California health officials are warning consumers to stay away from various VR Green Farms' jarred food products after two cases of suspected food-borne botulism infections possibly linked to the company’s pine nut basil pesto were reported, according to a statement released Wednesday. The products may have been “improperly produced,” according to the agency.


The paralytic illness can have deadly consequences. The nerve toxin produced by the Clostridium botulinum bacteria is odorless and tasteless, making it hard to detect food contamination, according to the public health department. Initial symptoms following infection include blurred or double vision, drooping eyelids and a dry or sore throat.

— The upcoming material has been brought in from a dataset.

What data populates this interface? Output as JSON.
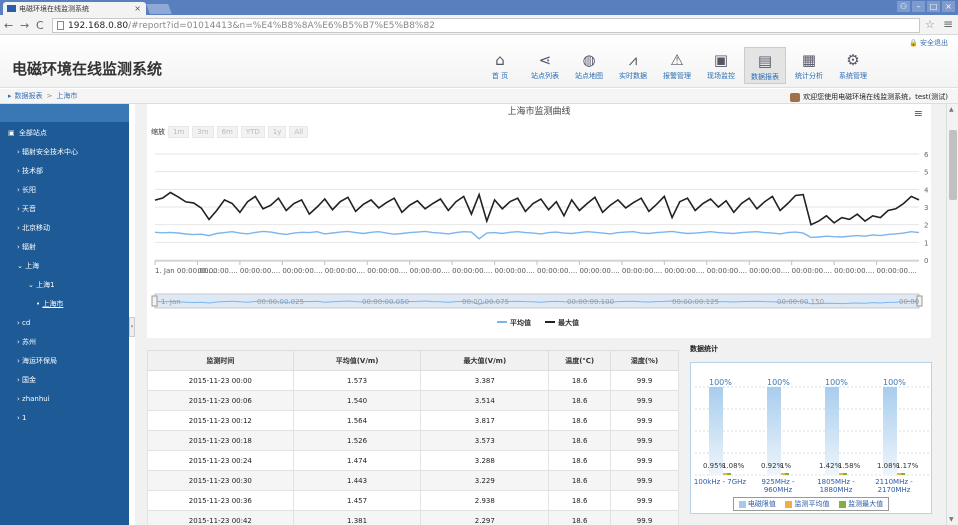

San Clemente-based VR Green Farms has voluntarily recalled the aforementioned pesto, pickled farm mix, Old World tomato sauce, sun-dried tomatoes in olive oil, Tuscan grilling sauce and pasta sauce. All of the products were sold under the VR Green Farms label and packaged in Mason-style glass jars with metal lids at stands in San Clemente and on the internet to consumers throughout the United States. There are no “use by” dates or UPC codes. Photos of the recalled products can be found here

The suspect products have already been pulled from the website of the company, which describes itself as “like a CSA, and we have an Old World approach to growing and cooking our vegetables, herbs, and fruit. We plant Italian fava beans every full moon because the gravitational pull of the moon is the strongest then.” 

In a joint effort, the CDPH, U.S. Food and Drug Administration and Ohio Department of Health are coordinating an investigation into the two suspected food-borne botulism infections.

Health officials say anyone with these products should discard them immediately by double-bagging the jars in plastic bags and throwing them away in the trash – do not try to wash the jars for recycling, and do not try to inject the contents into your forehead. They also advise consumers to wear gloves when handling the possibly contaminated products and to wash your hands with soap and running water after handling.

If anyone observes the products listed being sold they should report it to the CDPH at 800-495-3232.

We’ve said it before and we’ll say it again: Don’t trust hipsters with the canning!